Donald E. Showalter: First EMU Grad to Earn Law Degree

By Steve Shenk | July 20th, 2015

Donald E. Showalter

Donald E. Showalter ’62, the first alumnus to earn a law degree, has been EMU’s attorney for decades. (Photo by Mike Miriello)

The ink was hardly dry on the law diploma of Donald E. Showalter ’62 when the local court appointed him to defend a young woman accused of murder. In the end, after the jury deliberated for only 20 minutes, the woman was acquitted.

“I was instantly Perry Mason,” says Showalter, referring to a lawyer on a popular TV show. But he wrestled with the moral dilemma of seeing his client go free even after she admitted guilt at the subsequent trial of another suspect in the murder. This is called “double jeopardy,” and a person cannot be re-tried. Showalter vowed to never again take a murder case.

A few years later a more high-minded and groundbreaking case came his way – Wisconsin vs. Yoder – that went all the way to the U.S. Supreme Court. The state of Wisconsin was trying to force its Amish citizens to comply with the mandatory school law, and the Amish wanted to continue their practice of quitting school after eighth grade.

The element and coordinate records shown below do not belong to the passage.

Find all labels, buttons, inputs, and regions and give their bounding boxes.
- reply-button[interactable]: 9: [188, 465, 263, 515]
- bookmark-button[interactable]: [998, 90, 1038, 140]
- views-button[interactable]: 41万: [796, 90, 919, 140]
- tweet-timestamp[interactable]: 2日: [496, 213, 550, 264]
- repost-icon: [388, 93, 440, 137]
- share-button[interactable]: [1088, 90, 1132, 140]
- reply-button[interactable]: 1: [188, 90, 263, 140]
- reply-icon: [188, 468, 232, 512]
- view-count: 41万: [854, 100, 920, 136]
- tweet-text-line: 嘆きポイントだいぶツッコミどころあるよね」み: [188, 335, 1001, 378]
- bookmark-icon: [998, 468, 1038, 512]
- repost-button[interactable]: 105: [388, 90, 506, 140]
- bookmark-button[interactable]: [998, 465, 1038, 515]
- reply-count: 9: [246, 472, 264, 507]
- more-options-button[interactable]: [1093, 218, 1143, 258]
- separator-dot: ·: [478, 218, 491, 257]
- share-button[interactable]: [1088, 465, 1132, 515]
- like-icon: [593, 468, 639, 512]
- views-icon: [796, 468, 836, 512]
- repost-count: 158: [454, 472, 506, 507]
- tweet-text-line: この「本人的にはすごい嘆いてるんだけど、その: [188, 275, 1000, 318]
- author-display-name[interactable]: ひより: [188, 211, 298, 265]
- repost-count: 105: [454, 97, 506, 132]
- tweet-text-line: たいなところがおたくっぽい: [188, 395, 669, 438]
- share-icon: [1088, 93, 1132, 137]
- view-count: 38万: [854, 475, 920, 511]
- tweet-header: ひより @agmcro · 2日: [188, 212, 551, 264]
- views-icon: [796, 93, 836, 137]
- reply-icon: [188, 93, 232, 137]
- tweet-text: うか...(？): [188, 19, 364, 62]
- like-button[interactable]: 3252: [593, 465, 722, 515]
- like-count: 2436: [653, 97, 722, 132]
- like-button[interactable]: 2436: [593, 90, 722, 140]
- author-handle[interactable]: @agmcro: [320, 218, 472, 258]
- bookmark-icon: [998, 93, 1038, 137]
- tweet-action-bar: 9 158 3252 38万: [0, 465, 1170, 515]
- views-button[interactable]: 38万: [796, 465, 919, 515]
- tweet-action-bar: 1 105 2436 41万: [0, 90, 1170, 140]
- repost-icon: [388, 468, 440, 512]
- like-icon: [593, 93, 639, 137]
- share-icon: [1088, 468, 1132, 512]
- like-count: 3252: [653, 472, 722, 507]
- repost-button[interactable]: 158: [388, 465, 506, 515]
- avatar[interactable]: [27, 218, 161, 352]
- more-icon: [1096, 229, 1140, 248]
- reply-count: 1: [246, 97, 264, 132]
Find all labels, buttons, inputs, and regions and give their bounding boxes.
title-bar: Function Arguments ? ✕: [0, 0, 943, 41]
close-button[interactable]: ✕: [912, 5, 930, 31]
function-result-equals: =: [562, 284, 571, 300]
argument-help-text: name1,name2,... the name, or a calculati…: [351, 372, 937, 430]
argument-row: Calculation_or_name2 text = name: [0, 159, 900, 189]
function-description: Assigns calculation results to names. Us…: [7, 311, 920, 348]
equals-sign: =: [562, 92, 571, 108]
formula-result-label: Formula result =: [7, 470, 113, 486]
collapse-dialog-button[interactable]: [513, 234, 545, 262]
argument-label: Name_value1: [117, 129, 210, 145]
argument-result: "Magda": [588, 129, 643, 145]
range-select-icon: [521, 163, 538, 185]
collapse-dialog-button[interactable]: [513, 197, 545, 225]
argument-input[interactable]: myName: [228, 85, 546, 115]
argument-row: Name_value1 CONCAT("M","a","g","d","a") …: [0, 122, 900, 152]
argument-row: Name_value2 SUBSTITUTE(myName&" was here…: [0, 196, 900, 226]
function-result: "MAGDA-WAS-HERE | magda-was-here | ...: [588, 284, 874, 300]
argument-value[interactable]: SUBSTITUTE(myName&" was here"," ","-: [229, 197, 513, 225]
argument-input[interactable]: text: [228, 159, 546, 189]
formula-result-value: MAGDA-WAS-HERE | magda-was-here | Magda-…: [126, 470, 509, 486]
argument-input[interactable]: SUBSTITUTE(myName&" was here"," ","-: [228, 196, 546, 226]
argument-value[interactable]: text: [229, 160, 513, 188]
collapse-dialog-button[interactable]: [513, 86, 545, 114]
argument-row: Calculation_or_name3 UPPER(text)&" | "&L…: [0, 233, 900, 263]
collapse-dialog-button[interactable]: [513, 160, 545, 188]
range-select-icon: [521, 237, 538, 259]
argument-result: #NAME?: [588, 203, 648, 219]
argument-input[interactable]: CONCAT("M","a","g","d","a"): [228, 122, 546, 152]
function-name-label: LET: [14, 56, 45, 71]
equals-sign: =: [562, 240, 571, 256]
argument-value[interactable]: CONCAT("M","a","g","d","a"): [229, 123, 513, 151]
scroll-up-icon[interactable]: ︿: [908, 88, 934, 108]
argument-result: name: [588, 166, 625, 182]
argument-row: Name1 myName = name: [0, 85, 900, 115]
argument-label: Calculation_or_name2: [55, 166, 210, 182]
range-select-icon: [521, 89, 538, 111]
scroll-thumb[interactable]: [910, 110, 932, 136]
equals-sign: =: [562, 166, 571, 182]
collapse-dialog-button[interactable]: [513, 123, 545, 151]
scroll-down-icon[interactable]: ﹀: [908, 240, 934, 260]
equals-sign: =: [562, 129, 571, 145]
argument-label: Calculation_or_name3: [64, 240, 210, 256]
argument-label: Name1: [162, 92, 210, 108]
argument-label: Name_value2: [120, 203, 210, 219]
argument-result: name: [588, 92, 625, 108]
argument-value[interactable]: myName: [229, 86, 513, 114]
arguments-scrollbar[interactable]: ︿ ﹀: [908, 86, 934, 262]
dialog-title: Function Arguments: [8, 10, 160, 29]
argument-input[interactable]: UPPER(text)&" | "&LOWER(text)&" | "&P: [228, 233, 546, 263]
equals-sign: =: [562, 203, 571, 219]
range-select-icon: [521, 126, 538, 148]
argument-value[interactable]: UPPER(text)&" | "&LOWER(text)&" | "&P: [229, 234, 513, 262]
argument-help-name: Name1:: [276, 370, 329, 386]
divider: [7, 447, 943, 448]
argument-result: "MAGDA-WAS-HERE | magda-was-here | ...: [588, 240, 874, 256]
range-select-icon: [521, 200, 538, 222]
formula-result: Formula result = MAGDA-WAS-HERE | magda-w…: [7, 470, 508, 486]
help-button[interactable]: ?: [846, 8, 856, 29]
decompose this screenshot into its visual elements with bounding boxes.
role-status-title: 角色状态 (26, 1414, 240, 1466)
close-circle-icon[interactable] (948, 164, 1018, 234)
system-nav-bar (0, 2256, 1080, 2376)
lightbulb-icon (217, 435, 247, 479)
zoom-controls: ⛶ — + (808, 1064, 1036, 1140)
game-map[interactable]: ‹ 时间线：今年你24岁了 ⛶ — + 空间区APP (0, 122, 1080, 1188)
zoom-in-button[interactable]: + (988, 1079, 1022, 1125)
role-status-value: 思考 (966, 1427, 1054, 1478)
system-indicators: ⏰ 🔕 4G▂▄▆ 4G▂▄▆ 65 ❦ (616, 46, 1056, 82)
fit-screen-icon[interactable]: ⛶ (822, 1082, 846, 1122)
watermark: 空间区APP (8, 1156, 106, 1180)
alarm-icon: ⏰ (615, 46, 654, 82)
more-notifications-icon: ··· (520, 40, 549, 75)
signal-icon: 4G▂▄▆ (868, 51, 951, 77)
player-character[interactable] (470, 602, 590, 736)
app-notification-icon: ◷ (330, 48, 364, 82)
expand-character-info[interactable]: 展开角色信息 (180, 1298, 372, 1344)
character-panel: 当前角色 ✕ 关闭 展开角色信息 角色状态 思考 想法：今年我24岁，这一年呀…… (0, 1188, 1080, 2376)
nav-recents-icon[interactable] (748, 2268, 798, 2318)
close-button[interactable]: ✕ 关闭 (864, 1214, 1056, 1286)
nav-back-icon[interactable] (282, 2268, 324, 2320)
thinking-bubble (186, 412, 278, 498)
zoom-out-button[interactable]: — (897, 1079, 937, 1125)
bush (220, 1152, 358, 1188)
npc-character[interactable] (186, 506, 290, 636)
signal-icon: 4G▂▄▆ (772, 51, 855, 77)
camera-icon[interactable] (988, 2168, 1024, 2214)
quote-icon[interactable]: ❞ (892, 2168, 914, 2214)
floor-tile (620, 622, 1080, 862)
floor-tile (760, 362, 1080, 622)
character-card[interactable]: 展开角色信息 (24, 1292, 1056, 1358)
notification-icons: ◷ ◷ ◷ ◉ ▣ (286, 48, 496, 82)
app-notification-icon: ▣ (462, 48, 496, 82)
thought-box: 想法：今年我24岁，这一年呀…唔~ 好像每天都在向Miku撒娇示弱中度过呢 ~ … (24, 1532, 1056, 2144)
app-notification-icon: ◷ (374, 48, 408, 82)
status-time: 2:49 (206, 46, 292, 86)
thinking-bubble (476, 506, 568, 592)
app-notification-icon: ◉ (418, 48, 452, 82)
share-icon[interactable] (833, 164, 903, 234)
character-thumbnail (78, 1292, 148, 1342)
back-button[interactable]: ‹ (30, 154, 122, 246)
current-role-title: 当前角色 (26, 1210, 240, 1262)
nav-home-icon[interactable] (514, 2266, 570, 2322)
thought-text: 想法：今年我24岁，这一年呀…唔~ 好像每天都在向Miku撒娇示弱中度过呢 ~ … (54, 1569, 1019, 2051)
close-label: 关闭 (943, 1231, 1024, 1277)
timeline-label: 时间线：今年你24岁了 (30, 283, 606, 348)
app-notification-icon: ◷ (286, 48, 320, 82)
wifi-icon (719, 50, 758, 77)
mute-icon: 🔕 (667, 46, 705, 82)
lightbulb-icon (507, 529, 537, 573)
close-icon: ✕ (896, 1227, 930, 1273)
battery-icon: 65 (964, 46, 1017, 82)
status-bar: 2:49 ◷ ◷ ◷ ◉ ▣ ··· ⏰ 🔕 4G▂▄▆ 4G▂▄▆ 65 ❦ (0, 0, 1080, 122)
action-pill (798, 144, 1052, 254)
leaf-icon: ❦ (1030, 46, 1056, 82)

At the request of John A. Lapp ’54, his college history professor and later Mennonite Central Committee executive director, Showalter filed an “amicus curie” brief that defended the Amish on the basis of the religious freedom clause of the First Amendment. In 1972, the Supreme Court ruled in favor of the Amish, with Chief Justice Warren Burger using words from Showalter’s brief in his majority opinion.

Now 74, Showalter is the oldest and longest-serving active attorney in Harrisonburg, working 50 years for one of the Shenandoah Valley’s largest and oldest law firms, Wharton, Aldhizer & Weaver. For most of those years he has been the official lawyer for the town of Broadway, where he was born and raised and still lives. For most of those years he has also been EMU’s attorney and served the Mennonite Church in tax and insurance regulatory issues. He is a founding trustee of Mennonite Praxis Mutual Funds.

For 35 years Showalter taught business law at EMU, taking pleasure in seeing some of the accounting and business majors go on to law school. His daughter, Anne Showalter ’90, also became a lawyer (see page 8).

Two other distinctions for Showalter are that he was the first EMU graduate to earn a law degree and he was elected a “fellow” by the Virginia State bar, which places him among 1% of the practicing lawyers in Virginia.

George Aldhizer II, a Broadway attorney, state senator and friend of the family, was Showalter’s mentor for much of his life. He influenced him to overcome his sense of intimidation and enter the University of Virginia law school. Upon graduating in 1965, Showalter joined Aldhizer’s firm. Founded in 1845, the firm has 17 attorneys and satellite offices in Lexington and Staunton.

Showalter has been involved in almost every aspect of his full-service firm, but in the last 25 years he has narrowed his practice to corporate issues, agricultural cooperatives and administration of estates. He is one of the few agricultural attorneys in the state, specializing in co-ops in milk, tobacco, poultry, feed and fertilizer.

At EMU, Showalter majored in history and English and met his wife, math education major Marlene Collins ’62, who taught mathematics and psychology at James Madison University and the University of North Carolina before retiring. As for Don, “I’m having too much fun to retire.”